3 Steps to Becoming a Minimalist Real Estate Investor

I like to think of myself as a prudent and organized real estate investor. But I am not a control freak. Not by a long shot. Control freak investors are the hardest personality types for me to work with. Let me explain.

A control freak has an energy about them that is rooted in fear. They somehow think that if they don't make frantic phone calls and pour over copious data that something will go wrong and they'll lose the farm. They make everyone crazy with their constraint and fearful questions. They push too hard. Everyone on the team can feel their fear. It is a repellent energy.

When I come across a control freak investor, I realize it pretty quickly and regret working with that person. They call, email, text every member of my team incessantly with the same type of questions. They drain our patience, energy, resources on a deal that should be simple. And after all of this, they often cancel deals that another investor then swoops right in on and makes a great profit.

If you can relate to this fearful energy, it is time to question your approach. The best investors approach each deal with an equal measure due diligence and faith. You've done your homework, you know you've got a great deal, it's time to be zen.

Here are three steps to letting go of your control freak nature and being a cool, calm, and SUCCESSFUL investor.

 1. Go with your gut.

Of course you want your deal to be profitable and I assume you've done your homework but a certain measure of investing requires faith. I live and die by my 80-20 rule. If you're 80% sure of something then it's time to pull the trigger. You're never ever going to be 100% sure of anything in your life. Don't lie to yourself because you know it's true. When it comes to buy and hold investing I've seen so many great deals slip through our customers hands because they wanted to be 100% certain that it was a great deal. You can imagine what happened next! You guessed it, they waffled too long on a decision and the property sold in a few minutes to another investor. If the numbers make sense and you've done some due diligence, then just take action.

 2. Put a time limit on your research.

You know the saying: Shit or get off the pot? This is the point I want to make here. I have no time in my business for investors who are going to sit on the pot all day, squatting on my deals.

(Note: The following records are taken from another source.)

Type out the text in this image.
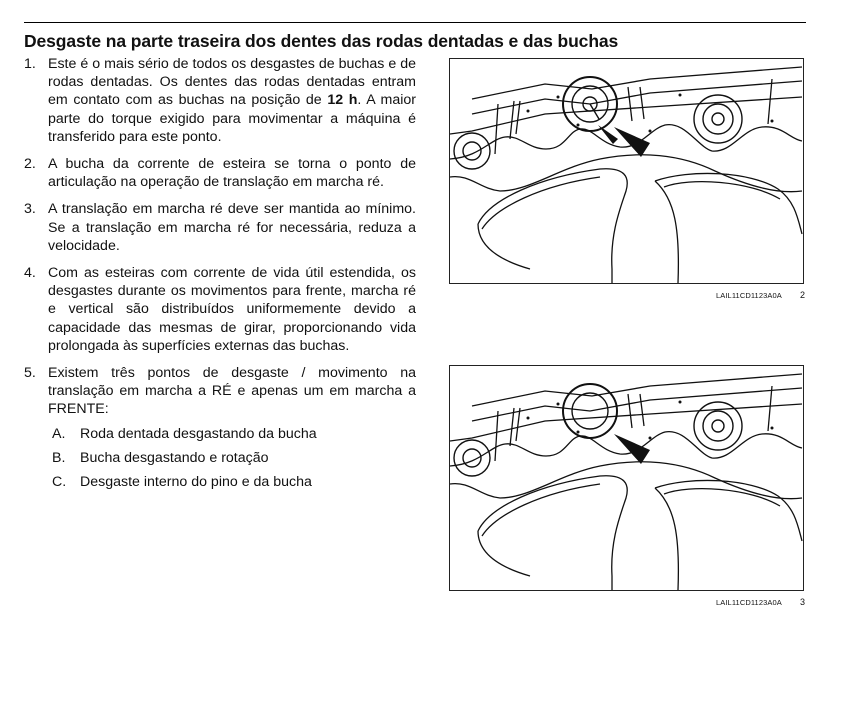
Desgaste na parte traseira dos dentes das rodas dentadas e das buchas
1. Este é o mais sério de todos os desgastes de buchas e de rodas dentadas. Os dentes das rodas dentadas entram em contato com as buchas na posição de 12 h. A maior parte do torque exigido para movimentar a máquina é transferido para este ponto.
2. A bucha da corrente de esteira se torna o ponto de articulação na operação de translação em marcha ré.
3. A translação em marcha ré deve ser mantida ao mínimo. Se a translação em marcha ré for necessária, reduza a velocidade.
4. Com as esteiras com corrente de vida útil estendida, os desgastes durante os movimentos para frente, marcha ré e vertical são distribuídos uniformemente devido a capacidade das mesmas de girar, proporcionando vida prolongada às superfícies externas das buchas.
5. Existem três pontos de desgaste / movimento na translação em marcha a RÉ e apenas um em marcha a FRENTE:
A. Roda dentada desgastando da bucha
B. Bucha desgastando e rotação
C. Desgaste interno do pino e da bucha
LAIL11CD1123A0A 2
LAIL11CD1123A0A 3
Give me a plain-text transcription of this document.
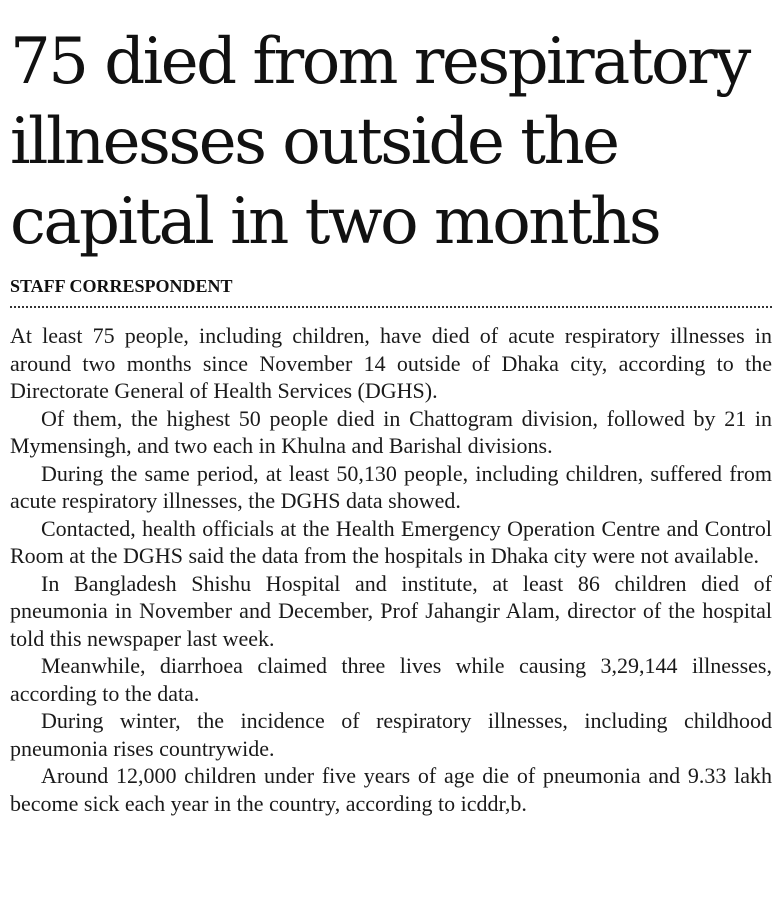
75 died from respiratory
illnesses outside the
capital in two months
STAFF CORRESPONDENT

At least 75 people, including children, have died of acute respiratory illnesses in around two months since November 14 outside of Dhaka city, according to the Directorate General of Health Services (DGHS).

Of them, the highest 50 people died in Chattogram division, followed by 21 in Mymensingh, and two each in Khulna and Barishal divisions.

During the same period, at least 50,130 people, including children, suffered from acute respiratory illnesses, the DGHS data showed.

Contacted, health officials at the Health Emergency Operation Centre and Control Room at the DGHS said the data from the hospitals in Dhaka city were not available.

In Bangladesh Shishu Hospital and institute, at least 86 children died of pneumonia in November and December, Prof Jahangir Alam, director of the hospital told this newspaper last week.

Meanwhile, diarrhoea claimed three lives while causing 3,29,144 illnesses, according to the data.

During winter, the incidence of respiratory illnesses, including childhood pneumonia rises countrywide.

Around 12,000 children under five years of age die of pneumonia and 9.33 lakh become sick each year in the country, according to icddr,b.
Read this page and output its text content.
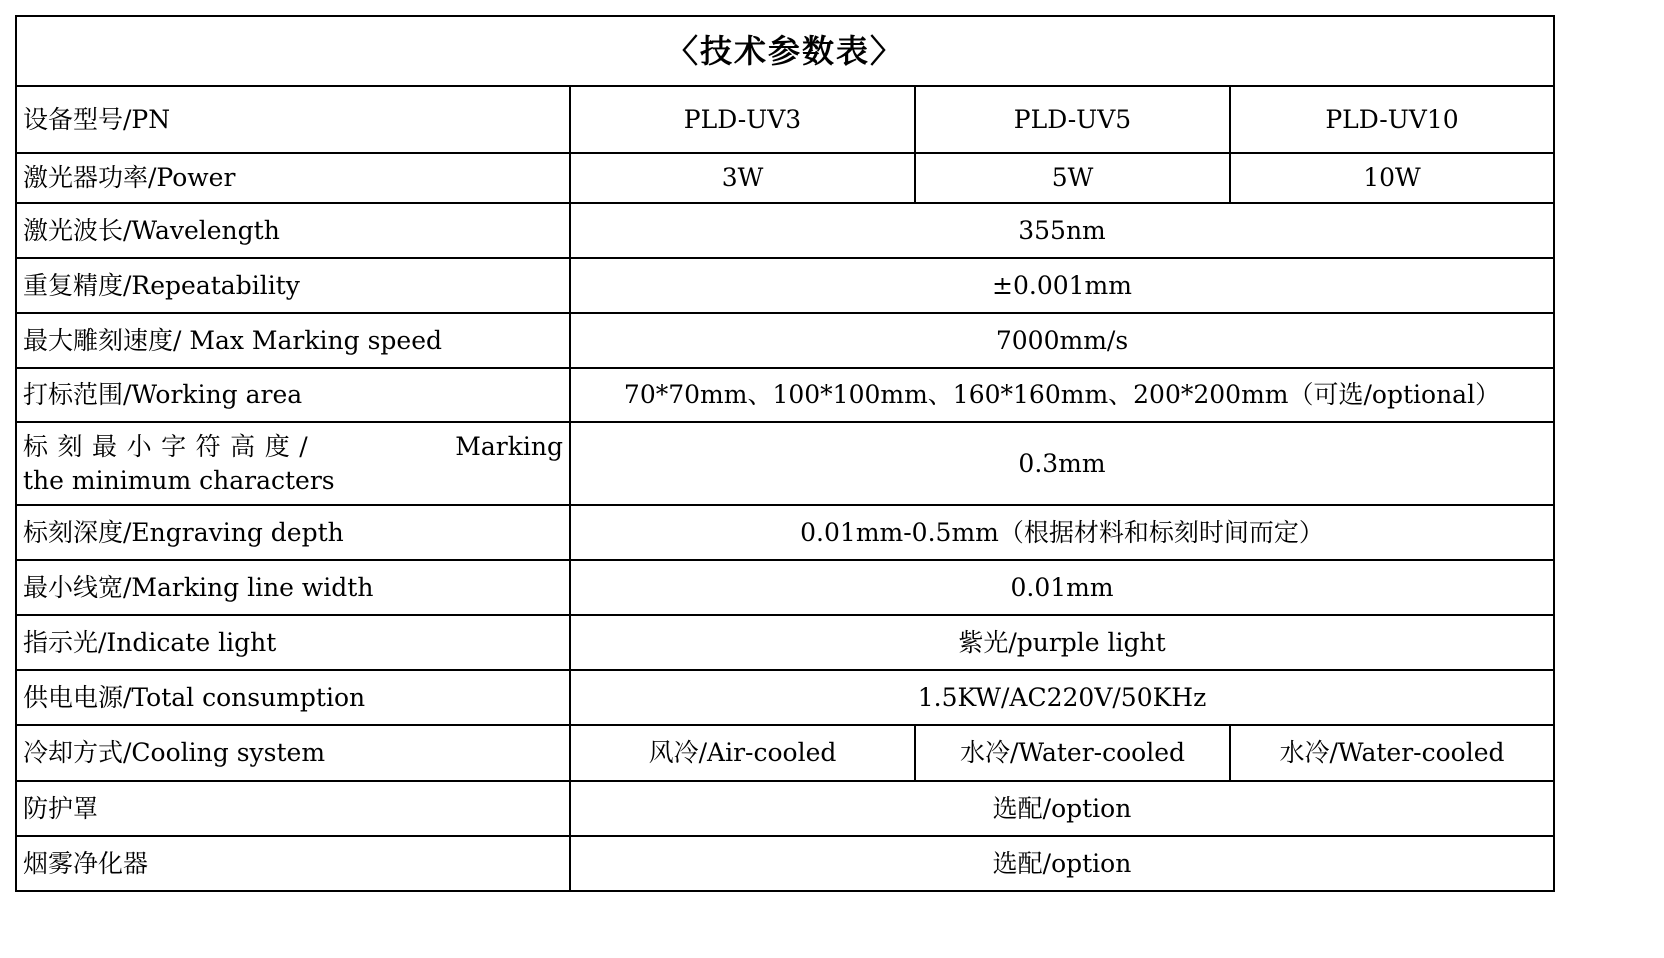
〈技术参数表〉			
设备型号/PN	PLD-UV3	PLD-UV5	PLD-UV10
激光器功率/Power	3W	5W	10W
激光波长/Wavelength	355nm		
重复精度/Repeatability	±0.001mm		
最大雕刻速度/ Max Marking speed	7000mm/s		
打标范围/Working area	70*70mm、100*100mm、160*160mm、200*200mm（可选/optional）		

标刻最小字符高度/　　　　Marking
the minimum characters	0.3mm		
标刻深度/Engraving depth	0.01mm-0.5mm（根据材料和标刻时间而定）		
最小线宽/Marking line width	0.01mm		
指示光/Indicate light	紫光/purple light		
供电电源/Total consumption	1.5KW/AC220V/50KHz		
冷却方式/Cooling system	风冷/Air-cooled	水冷/Water-cooled	水冷/Water-cooled
防护罩	选配/option		
烟雾净化器	选配/option		
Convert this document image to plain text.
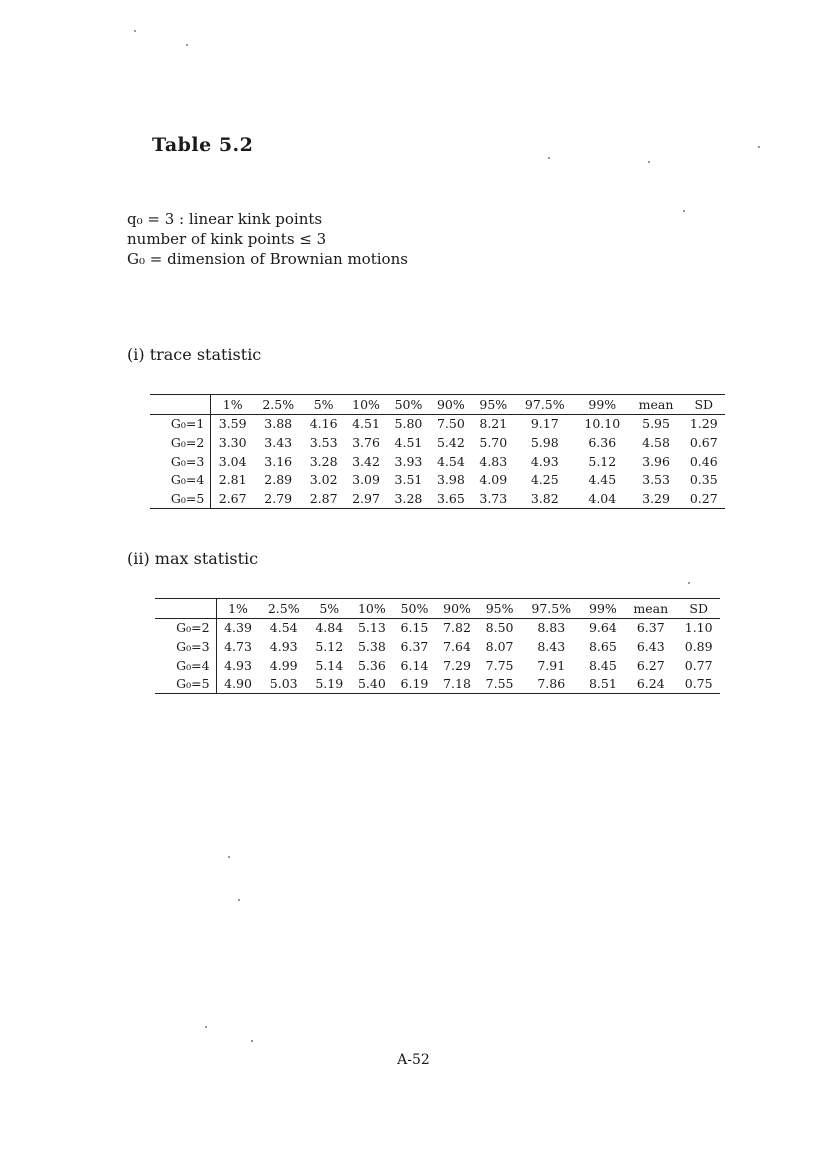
Table 5.2
q₀ = 3 : linear kink points
number of kink points ≤ 3
G₀ = dimension of Brownian motions
(i) trace statistic
	1%	2.5%	5%	10%	50%	90%	95%	97.5%	99%	mean	SD
G₀=1	3.59	3.88	4.16	4.51	5.80	7.50	8.21	9.17	10.10	5.95	1.29
G₀=2	3.30	3.43	3.53	3.76	4.51	5.42	5.70	5.98	6.36	4.58	0.67
G₀=3	3.04	3.16	3.28	3.42	3.93	4.54	4.83	4.93	5.12	3.96	0.46
G₀=4	2.81	2.89	3.02	3.09	3.51	3.98	4.09	4.25	4.45	3.53	0.35
G₀=5	2.67	2.79	2.87	2.97	3.28	3.65	3.73	3.82	4.04	3.29	0.27
(ii) max statistic
	1%	2.5%	5%	10%	50%	90%	95%	97.5%	99%	mean	SD
G₀=2	4.39	4.54	4.84	5.13	6.15	7.82	8.50	8.83	9.64	6.37	1.10
G₀=3	4.73	4.93	5.12	5.38	6.37	7.64	8.07	8.43	8.65	6.43	0.89
G₀=4	4.93	4.99	5.14	5.36	6.14	7.29	7.75	7.91	8.45	6.27	0.77
G₀=5	4.90	5.03	5.19	5.40	6.19	7.18	7.55	7.86	8.51	6.24	0.75
A-52
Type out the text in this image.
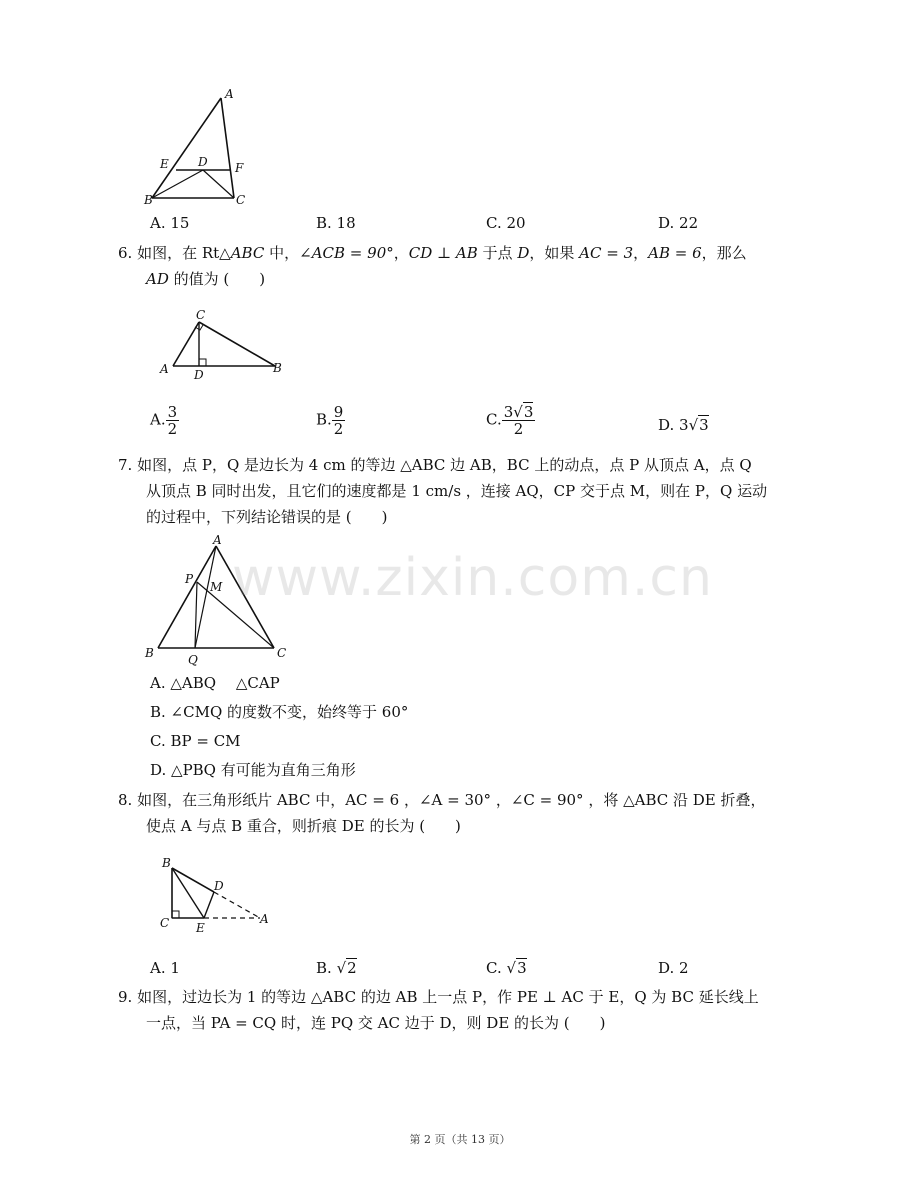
A
E D F
B	C
A. 15	B. 18	C. 20	D. 22
6. 如图，在 Rt△ABC 中，∠ACB = 90°，CD ⊥ AB 于点 D，如果 AC = 3，AB = 6，那么
AD 的值为 (　　)
C
A D	B
A. $\frac{3}{2}$	B. $\frac{9}{2}$	C. $\frac{3√3}{2}$	D. 3√3
7. 如图，点 P，Q 是边长为 4 cm 的等边 △ABC 边 AB，BC 上的动点，点 P 从顶点 A，点 Q
从顶点 B 同时出发，且它们的速度都是 1 cm/s ，连接 AQ，CP 交于点 M，则在 P，Q 运动
的过程中，下列结论错误的是 (　　)
A
P
M
B	Q	C
A. △ABQ　 △CAP
B. ∠CMQ 的度数不变，始终等于 60°
C. BP = CM
D. △PBQ 有可能为直角三角形
8. 如图，在三角形纸片 ABC 中，AC = 6 ，∠A = 30° ，∠C = 90° ，将 △ABC 沿 DE 折叠，
使点 A 与点 B 重合，则折痕 DE 的长为 (　　)
B
D
C E
A
A. 1	B. √2	C. √3	D. 2
9. 如图，过边长为 1 的等边 △ABC 的边 AB 上一点 P，作 PE ⊥ AC 于 E，Q 为 BC 延长线上
一点，当 PA = CQ 时，连 PQ 交 AC 边于 D，则 DE 的长为 (　　)
www.zixin.com.cn
第 2 页（共 13 页）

That does not mean I think you should leap before you look. I expect you to do your homework and understand what you are getting into. But how long should you do this? Set yourself a time limit. You will look into this deal for X amount of hours. When the hourglass runs out, be done! Make a decision. Eventually everyone makes a decision. If you have lollygagged past the deadline, you're not ready. Let someone else who is ready have this deal.

3. Trust your team.

Do you know how to manage a property? Pull permits for the city for improvements to the property? File taxes on that property? Find a good deal from a distressed seller? No? Then you'd better trust that the people who are doing this for you know what they're doing.

If you've found people who are experts at finding and managing investment real estate, for goodness sakes, let them do their job! Dealing with you and your fear-based questions only slows them down.

Breathe in, breathe out, be zen about the whole thing. No amount of anxiety EVER changed the outcome of anything.